The firm green berry seedlings are more heterogenous. I’m super excited to see what happens with them.
In the meantime I have first true leaves on the plants I’m going to cross into exserted orange, but I haven’t started any exserted orange yet. Oops.
(Greenie/Erin DeS)
Super exciting! One of my favourite plants from last year was a potato-leaf green-fruited plant, KARMA miracle. It was bred by Karen Olivier whose tomatoes often seem to be somewhat open-flowered. I planted some seeds from it and got a couple of regular-leaf plants in the batch; because potato leaf is recessive this means it probably crossed with something. I had been hoping for some new things to show up out of my tight spacing and panamorous seeds, it’s pretty great that one of my favourite tomatoes seems to have done it, and also that its flower architecture allows this kind of thing.
(Greenie/Erin DeS)
2022-04-25T07:00:00Z
Planted seeds for my northern garden, the one these seeds came out of, yesterday. I put seeds into 48-cell trays which I intend to plant out in 7 weeks without potting up in the meantime. I planted 1-3 seeds per cell, I don’t intend to thin, so some will be planted in clumps.
Planted:
48 cells of “everything mix”
12 cells from one particular bicolour red/orange plum plant that was a little crunchy and tasted good.

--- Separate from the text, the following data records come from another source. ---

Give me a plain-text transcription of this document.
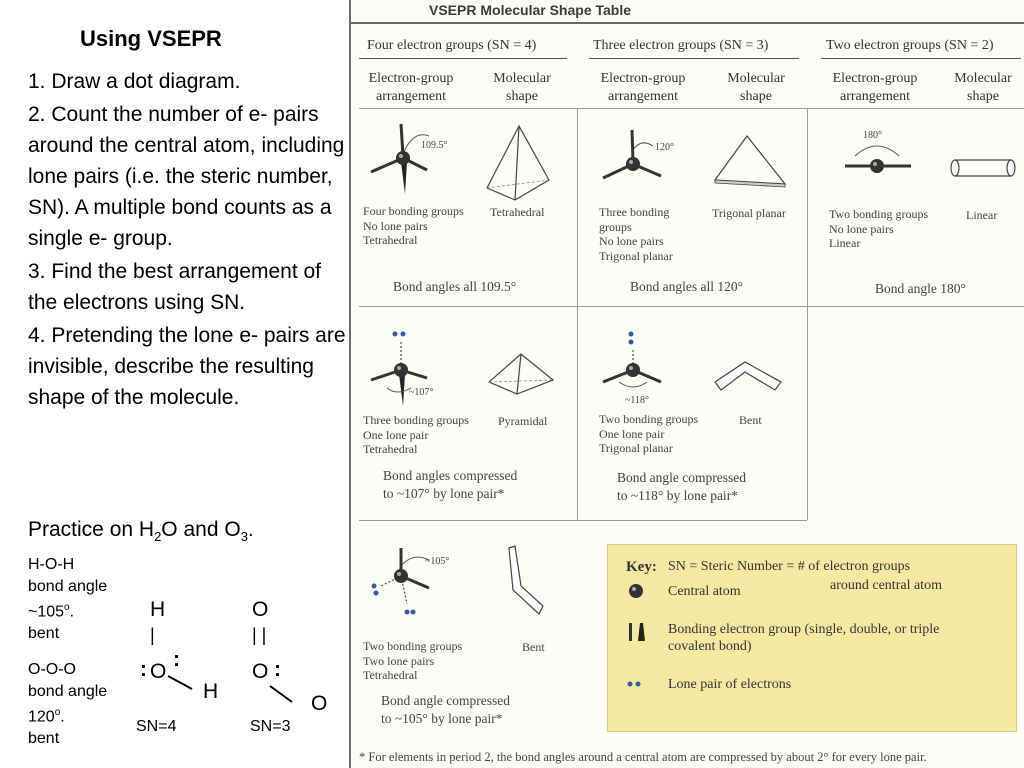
Using VSEPR

1. Draw a dot diagram.

2. Count the number of e- pairs around the central atom, including lone pairs (i.e. the steric number, SN). A multiple bond counts as a single e- group.

3. Find the best arrangement of the electrons using SN.

4. Pretending the lone e- pairs are invisible, describe the resulting shape of the molecule.

Practice on $H_2O$ and $O_3$.
H-O-H
bond angle
~105$^o$.
bent
O-O-O
bond angle
120$^o$.
bent
H
|
: :
O
H
SN=4
O
| |
O :
O
SN=3
VSEPR Molecular Shape Table
Four electron groups (SN = 4)	Three electron groups (SN = 3)	Two electron groups (SN = 2)
Electron-group
arrangement
Molecular
shape
Electron-group
arrangement
Molecular
shape
Electron-group
arrangement
Molecular
shape
109.5°
Four bonding groups
No lone pairs
Tetrahedral
Tetrahedral
Bond angles all 109.5°
120°
Three bonding
groups
No lone pairs
Trigonal planar
Trigonal planar
Bond angles all 120°
180°
Two bonding groups
No lone pairs
Linear
Linear
Bond angle 180°
~107°
Three bonding groups
One lone pair
Tetrahedral
Pyramidal
Bond angles compressed
to ~107° by lone pair*
~118°
Two bonding groups
One lone pair
Trigonal planar
Bent
Bond angle compressed
to ~118° by lone pair*
~105°
Two bonding groups
Two lone pairs
Tetrahedral
Bent
Bond angle compressed
to ~105° by lone pair*
Key: SN = Steric Number = # of electron groups
around central atom
Central atom
Bonding electron group (single, double, or triple
covalent bond)
Lone pair of electrons
* For elements in period 2, the bond angles around a central atom are compressed by about 2° for every lone pair.
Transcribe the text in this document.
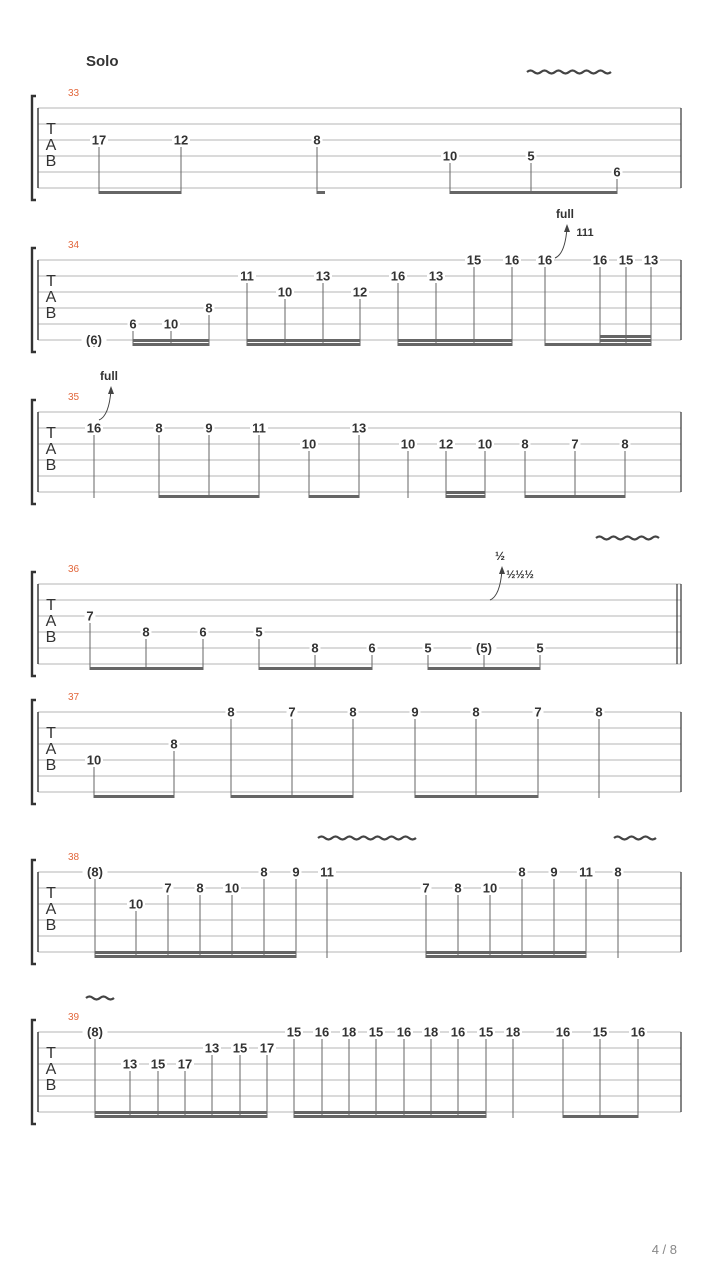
Solo
T
A
B
33
17	12	8
10	5
6
T
A
B
34
(6)
6 10
8
11
10
13
12
16 13
15 16 16	16 15 13
T
A
B
35
16	8	9	11
10
13
10 12 10 8	7	8
T
A
B
36
7
8	6	5
8	6	5	(5)	5
T
A
B
37
10
8
8	7	8	9	8	7	8
T
A
B
38
(8)
10
7 8 10
8 9 11
7 8 10
8 9 11 8
T
A
B
39
(8)
13 15 17
13 15 17
15 16 18 15 16 18 16 15 18	16 15 16
full
111
full
½
½½½
4 / 8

36 cells from promiscuous tomatoes that tasted good and were harvested mid-August.
I may add some solanum peruvianum and Julia’s golden cherry.
I don’t expect I’ll be able to harvest past the end of July and August is my tomato season, so I don’t expect to get much food out of this. I am very curious about what the seedlings and young plants look like, and how long it takes them to grow and ripen, and what colours and flavours I get out of the fruit. It’s been a bit since I wanted to check seeds a dozen times a day to see if they were germinating yet.
(Greenie/Erin DeS)
I also have 4 seedlings of “exserted orange”, grown by William Schlegel as a breeding tool, of which 3 are regular leaf and one is potato leaf. Potato leaf is recessive, exserted orange is regular leaf, so that means there must have been both some crossing and some weirdness with original seed. Very exciting!
(Greenie/Erin DeS)
2022-06-01T07:00:00Z
Hardening off. Should be in the ground in 3 weeks. I kept most of them in cells and planted a little later. It’s a good happy medium between growing starts and direct seeding for me: 36 or 50 plants per flat is pretty easy to handle. Those in yoghurt containers in front are my breeders. Not much variety trial this year because of the moving confusion, just my landrace growouts and deliberate crossing.
(Greenie/Erin DeS)
2022-06-01T07:00:00Z
After watching the webinar on dwarf tomatoes, I bought and just yesterday seeded uluru ochre, saucy mary, and bundaberg rumball dwarf tomatoes. They’re supposed to be quite short season and they are some lovely colours, so I expect to be making some deliberate crosses with them. Meanwhile it’s been quite cold here so everything is yellowing when I take it outside for some sun during the day; nights are still frosty.